The policy excluded coverage for fire damage where the "loss results from any act committed by or at the direction of any insured."  The plain language of the policy therefore excluded the loss.


However, insurers may not limit coverage for fire damage beyond what is permitted by statute to make up a standard fire insurance policy.  Mass. Gen. Laws ch. 175 §99.    Mass Gen. Laws ch. 175 §99 (Twelfth) allows policies to exclude coverage if the insured neglects to use all reasonable means to save and preserve the property at and after a loss, or if the hazard is increased by any means within the control or knowledge of the insured.  Under the statute a policy shall be void if before or after a loss the insured has willfully concealed or misrepresented any material fact or circumstance concerning the insurance or the subject thereof or the interest of the insured therein, or in a case of any fraud or false swearing by the insured resulting thereto. 
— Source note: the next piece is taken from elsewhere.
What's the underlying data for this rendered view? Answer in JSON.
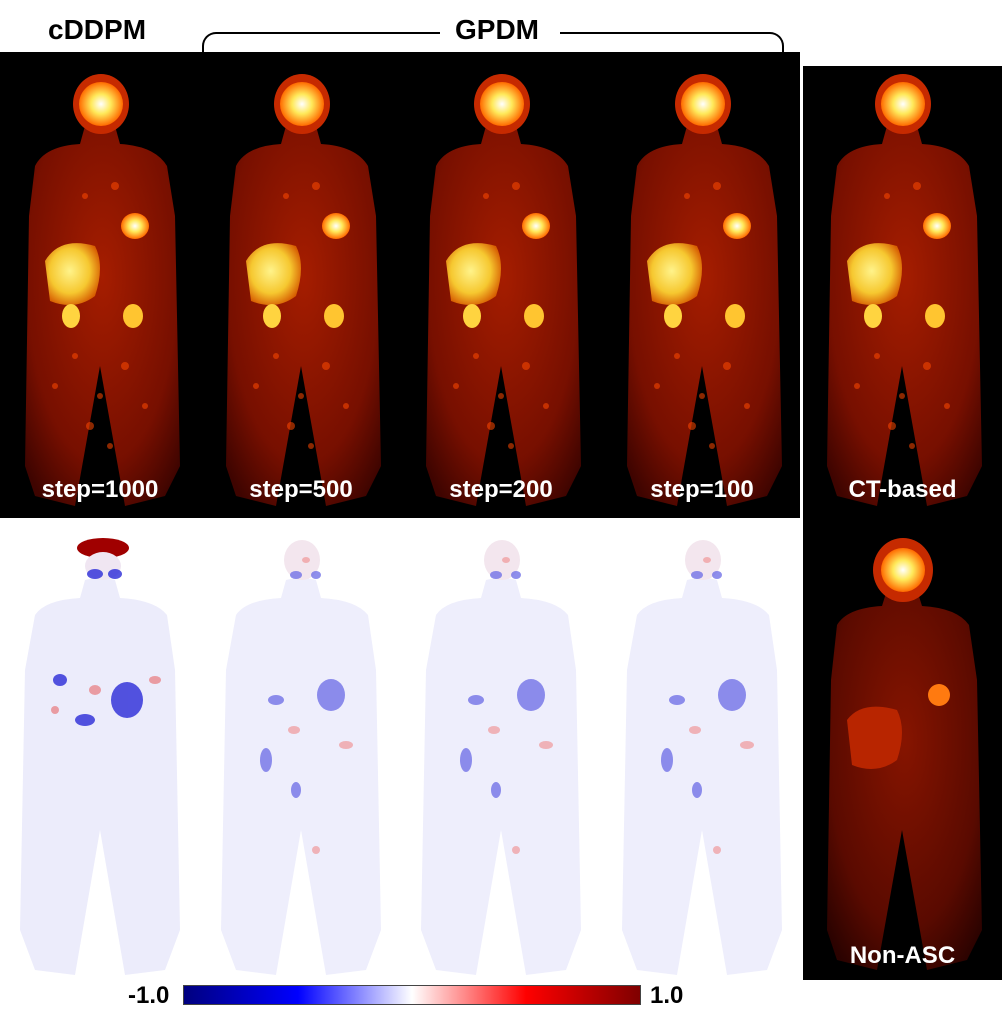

The statutory language thus precluded coverage if Bryan fell within the definition of insured.  The statute does not provide a definition of insured. 




Preferred Mutual argued that under the statute "the insured" refers to all people entitled to coverage.  Its argument relied on its assertion that insurers may deny coverage to an innocent co-insured in cases where the intentional misconduct of an insured causes damage to property covered by an insurance policy. 




The Superior Court held that the innocent coinsured doctrine may not apply unless the guilty coinsured holds a joint, non-severable and co-extensive interest in the insured property.  It also held that the legislature did not intend in Mass. Gen. Laws ch. 175 §99 that Bryan come within the definition of the insured in the relevant policy provisions. 




The SJC has accepted the case for direct appellate review.  It now requests amicus briefs on the issues of whether the policy defined insured beyond what is permitted by the statute, and whether the innocent coinsured doctrine should be revisited.